Rumor has it that the saucepan bacon technique cuts cooking time and hassle, and has the potential to increase crispness and flavor. There was even one person who dared to say this method left her time to do other things while it cooked — and this is what I like most about preparing oven-baked bacon. Could cooking bacon in a saucepan be even easier than my beloved oven technique? There was only one way to find out.
It turns out there's not much to the cooking method itself: open a whole package of bacon, throw it in your saucepan (or another steep-sided pot), turn the strips with tongs as they cook until done, and remove them from the pot. This all sounded easy enough, but would I end up with perfectly cooked bacon with less muss and fuss than using a traditional skillet or baking sheet? And would cooking bacon in a saucepan somehow enhance its flavor? Let the challenge begin!
Putting the saucepan to the test
Adding my unseparated bacon to a pot on medium heat, I let it cook until done, taking about 15 to 20 minutes. While fans of this saucepan method tout its ease, reduced mess, and potential enhanced flavor, I definitely encountered some drawbacks — including having to tend to the bacon nearly nonstop. Using a saucepan means basically deep-frying bacon in its own fat — and you pay in effort. A pair of tongs does the heavy lifting here, breaking up the strips and turning the bacon as it cooks. Once its fat is rendered, things pick up, with the strips browning and curling at epic speeds. This requires near-constant moving of the strips, working quickly to ensure they all cook evenly but don't burn. (Pro tip: Never leave hot bacon frying unattended.)
For me, saucepan bacon was a bust. Though it was pretty evenly cooked, this technique entailed a lot of bacon-sitting. The strips turned out curled, floppy, and extra chewy — not flat and crisp. And as for that potential leveled-up flavor? It never materialized. It's no more flavorful than cooking it on a baking sheet or skillet (which makes sense, as both methods also rely on bacon's rendered fat to aid its cooking). Compared to the set-it-and-forget-it technique of oven-cooked bacon, saucepan cooking also loses on its biggest promise — ease. Where did it come through? Less mess. The high walls of a saucepan keep most grease inside, creating less splatter than frying pans.

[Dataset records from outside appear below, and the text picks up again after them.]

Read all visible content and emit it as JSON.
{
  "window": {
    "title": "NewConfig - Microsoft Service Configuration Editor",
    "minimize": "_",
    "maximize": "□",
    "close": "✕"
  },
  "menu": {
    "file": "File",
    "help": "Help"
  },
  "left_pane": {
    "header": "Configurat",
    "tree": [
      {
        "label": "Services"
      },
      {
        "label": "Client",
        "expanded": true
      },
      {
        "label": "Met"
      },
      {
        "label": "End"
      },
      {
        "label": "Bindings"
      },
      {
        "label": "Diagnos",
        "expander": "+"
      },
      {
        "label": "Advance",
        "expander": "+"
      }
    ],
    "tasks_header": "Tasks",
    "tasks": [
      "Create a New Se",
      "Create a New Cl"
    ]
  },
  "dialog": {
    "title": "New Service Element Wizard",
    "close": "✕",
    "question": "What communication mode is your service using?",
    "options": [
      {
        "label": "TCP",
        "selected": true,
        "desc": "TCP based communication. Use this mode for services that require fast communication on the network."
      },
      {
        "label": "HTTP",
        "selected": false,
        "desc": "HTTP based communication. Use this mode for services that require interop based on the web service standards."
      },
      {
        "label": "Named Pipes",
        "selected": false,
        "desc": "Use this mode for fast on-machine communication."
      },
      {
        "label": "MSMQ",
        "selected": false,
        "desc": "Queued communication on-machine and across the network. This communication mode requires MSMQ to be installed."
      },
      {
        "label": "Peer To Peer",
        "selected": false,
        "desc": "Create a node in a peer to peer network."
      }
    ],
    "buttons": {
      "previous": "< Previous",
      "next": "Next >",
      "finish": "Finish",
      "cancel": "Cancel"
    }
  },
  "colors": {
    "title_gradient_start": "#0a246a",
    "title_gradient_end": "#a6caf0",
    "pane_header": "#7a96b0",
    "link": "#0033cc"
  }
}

Overall, pitted against cooking bacon in the oven, this technique loses. Baking is still the easiest and most flavorfully efficient way to cook that ideal piece of bacon, sans the mess. As for the saucepan's results? Those are best reserved for chopping and topping baked potatoes, or sprinkling atop decadent mac and cheese recipes. But if you want that classic, crispy flat strip of the bacon-iest-tasting-bacon, stick with your oven.